Extracting only Deadlock details from ErrorLog

  • Comments posted to this topic are about the item Extracting only Deadlock details from ErrorLog

    Thanks.

  • Sourav,

    I tried testing your script by doing the following:

    - Create one database connection and run the following code:

    IF (SELECT object_id ('tempdb..##tmp1','U')) IS NOT NULL

    DROP TABLE ##tmp1

    CREATE TABLE ##tmp1 (

    col1 INT

    )

    INSERT ##tmp1 (col1) VALUES (0), (1), (2), (3), (4), (5)

    GO

    BEGIN TRAN

    UPDATE ##tmp1 SET col1 = col1 + 10

    - Create a second database connection and run the following code:

    IF (SELECT object_id ('tempdb..##tmp2','U')) IS NOT NULL

    DROP TABLE ##tmp2

    CREATE TABLE ##tmp2 (

    col1 INT

    )

    INSERT ##tmp2 (col1) VALUES (0), (1), (2), (3), (4), (5)

    GO

    BEGIN TRAN

    UPDATE ##tmp2 SET col1 = col1 + 10

    - Go to the first connection and run the following code:

    UPDATE ##tmp2 SET col1 = col1 + 20

    - Go to the second connection and run the following code:

    UPDATE ##tmp1 SET col1 = col1 + 20

    - I got the following message on the second query:

    Msg 1205, Level 13, State 45, Line 1

    Transaction (Process ID 58) was deadlocked on lock resources with another process and has been chosen as the deadlock victim. Rerun the transaction.

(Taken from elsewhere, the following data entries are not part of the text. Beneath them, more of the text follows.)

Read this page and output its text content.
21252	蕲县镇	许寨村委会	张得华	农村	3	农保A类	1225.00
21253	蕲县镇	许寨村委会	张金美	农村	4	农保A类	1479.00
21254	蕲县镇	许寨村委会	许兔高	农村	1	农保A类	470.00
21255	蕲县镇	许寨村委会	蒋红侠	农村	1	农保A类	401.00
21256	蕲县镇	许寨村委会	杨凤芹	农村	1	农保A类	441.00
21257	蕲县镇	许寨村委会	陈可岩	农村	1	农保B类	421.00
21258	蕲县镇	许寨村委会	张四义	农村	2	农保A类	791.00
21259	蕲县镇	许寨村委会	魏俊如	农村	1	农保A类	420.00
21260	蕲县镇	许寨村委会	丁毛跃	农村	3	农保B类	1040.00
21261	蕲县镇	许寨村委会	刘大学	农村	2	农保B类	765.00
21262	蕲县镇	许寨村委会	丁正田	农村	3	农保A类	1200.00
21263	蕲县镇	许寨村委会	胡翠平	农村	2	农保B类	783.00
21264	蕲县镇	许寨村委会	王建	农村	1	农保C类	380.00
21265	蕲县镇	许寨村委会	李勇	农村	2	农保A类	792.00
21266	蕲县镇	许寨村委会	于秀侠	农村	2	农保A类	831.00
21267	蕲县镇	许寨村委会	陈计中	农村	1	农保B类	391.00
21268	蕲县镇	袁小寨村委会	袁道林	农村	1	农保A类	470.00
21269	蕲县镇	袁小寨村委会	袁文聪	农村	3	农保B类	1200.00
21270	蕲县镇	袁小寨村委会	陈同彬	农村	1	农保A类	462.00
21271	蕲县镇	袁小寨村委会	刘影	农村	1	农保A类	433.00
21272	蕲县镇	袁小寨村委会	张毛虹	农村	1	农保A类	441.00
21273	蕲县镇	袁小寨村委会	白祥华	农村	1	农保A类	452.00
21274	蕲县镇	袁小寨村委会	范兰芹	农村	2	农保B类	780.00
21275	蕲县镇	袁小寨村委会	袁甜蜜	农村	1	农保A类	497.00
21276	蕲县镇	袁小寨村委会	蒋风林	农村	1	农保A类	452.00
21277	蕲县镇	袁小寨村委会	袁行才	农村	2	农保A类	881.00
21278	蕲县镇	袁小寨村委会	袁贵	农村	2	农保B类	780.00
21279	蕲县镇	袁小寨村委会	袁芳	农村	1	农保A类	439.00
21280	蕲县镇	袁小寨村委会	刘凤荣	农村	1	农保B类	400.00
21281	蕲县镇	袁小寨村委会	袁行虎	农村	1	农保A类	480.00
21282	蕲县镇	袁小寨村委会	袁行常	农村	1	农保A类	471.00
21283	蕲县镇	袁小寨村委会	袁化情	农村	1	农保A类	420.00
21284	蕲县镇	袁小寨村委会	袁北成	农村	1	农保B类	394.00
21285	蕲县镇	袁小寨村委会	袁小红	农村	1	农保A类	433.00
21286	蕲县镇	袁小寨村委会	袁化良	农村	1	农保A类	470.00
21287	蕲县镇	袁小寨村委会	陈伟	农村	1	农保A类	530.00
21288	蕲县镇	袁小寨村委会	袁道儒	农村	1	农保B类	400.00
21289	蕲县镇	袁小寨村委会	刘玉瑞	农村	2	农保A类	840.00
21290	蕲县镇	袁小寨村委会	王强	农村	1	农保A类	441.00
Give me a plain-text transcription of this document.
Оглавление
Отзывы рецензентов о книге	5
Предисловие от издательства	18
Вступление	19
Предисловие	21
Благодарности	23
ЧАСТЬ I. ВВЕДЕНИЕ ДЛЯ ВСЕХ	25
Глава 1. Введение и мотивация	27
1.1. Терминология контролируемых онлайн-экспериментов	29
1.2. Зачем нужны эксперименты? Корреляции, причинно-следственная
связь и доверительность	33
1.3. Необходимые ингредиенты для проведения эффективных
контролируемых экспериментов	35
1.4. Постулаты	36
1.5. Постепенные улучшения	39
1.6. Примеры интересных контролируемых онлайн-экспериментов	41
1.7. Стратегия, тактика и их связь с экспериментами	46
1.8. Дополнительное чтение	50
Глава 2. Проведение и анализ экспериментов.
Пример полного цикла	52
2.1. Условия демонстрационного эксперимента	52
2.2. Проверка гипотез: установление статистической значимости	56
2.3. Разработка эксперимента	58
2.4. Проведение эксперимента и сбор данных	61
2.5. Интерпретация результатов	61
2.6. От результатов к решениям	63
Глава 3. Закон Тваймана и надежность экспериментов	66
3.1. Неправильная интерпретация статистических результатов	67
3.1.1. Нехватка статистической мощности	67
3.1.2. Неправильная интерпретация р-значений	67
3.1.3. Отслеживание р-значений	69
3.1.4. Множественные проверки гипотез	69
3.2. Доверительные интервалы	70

    I then ran your code and got a Total_DeadLock_Count of 0. I also looked in the error log and there aren't any entries with '%deadlock%' in the text.

    Do you have some other process that writes 'Deadlock encountered .... Printing deadlock information' to the error log?

    Thanks,

    Mike

  • you can use turn on this trace flag:

    DBCC TRACEON (1204,-1);

    and then run his scripts.

  • In your query you have this WHERE clause: select count('x') Total_DeadLock_Count from #error where etext like '%Deadlock encountered ....... Printing deadlock information%'

    This causes it to return 0. There are too many periods in the text searched. This should match the code you use later in the script:

    if charindex('Deadlock encountered .... Printing deadlock information',@etext,1)>0

    Notice that there are only 4 periods in the 2nd statement instead of the 7 periods in the WHERE clause.

    Thanks for sharing your code.

    Lee

  • You could also pass the filter directly to xp_readerrorlog.

    See this post ... http://www.mssqltips.com/sqlservertip/1476/reading-the-sql-server-log-files-using-tsql/

  • Another good script, thanks.

  • DesNorton (3/6/2016)


    You could also pass the filter directly to xp_readerrorlog.

    See this post ... http://www.mssqltips.com/sqlservertip/1476/reading-the-sql-server-log-files-using-tsql/%5B/quote%5D

    While generally a good idea, that would defeat the point of this script. When using the built-in filter, you only retrieve rows matching the filter, which would be the first row with the deadlock message in it. The point of this script is to retrieve all of the following rows which have the details about the deadlock, but don't match the filter.

  • NBSteve (10/24/2016)


    DesNorton (3/6/2016)


    You could also pass the filter directly to xp_readerrorlog.

    See this post ... http://www.mssqltips.com/sqlservertip/1476/reading-the-sql-server-log-files-using-tsql/%5B/quote%5D

    While generally a good idea, that would defeat the point of this script. When using the built-in filter, you only retrieve rows matching the filter, which would be the first row with the deadlock message in it. The point of this script is to retrieve all of the following rows which have the details about the deadlock, but don't match the filter.

    I should have been more clear. You pass NULL, NULL as your text filters, and pass in the start-date as a filter. This eliminates the necessity to load a large amount of data, and then delete chunks of it.

  • DesNorton (10/24/2016)


    ...

    I should have been more clear. You pass NULL, NULL as your text filters, and pass in the start-date as a filter. This eliminates the necessity to load a large amount of data, and then delete chunks of it.

    Whoops, you are correct. I cycle my error logs daily and just glossed over the date filter and assumed you meant a text filter. Thanks for clarifying!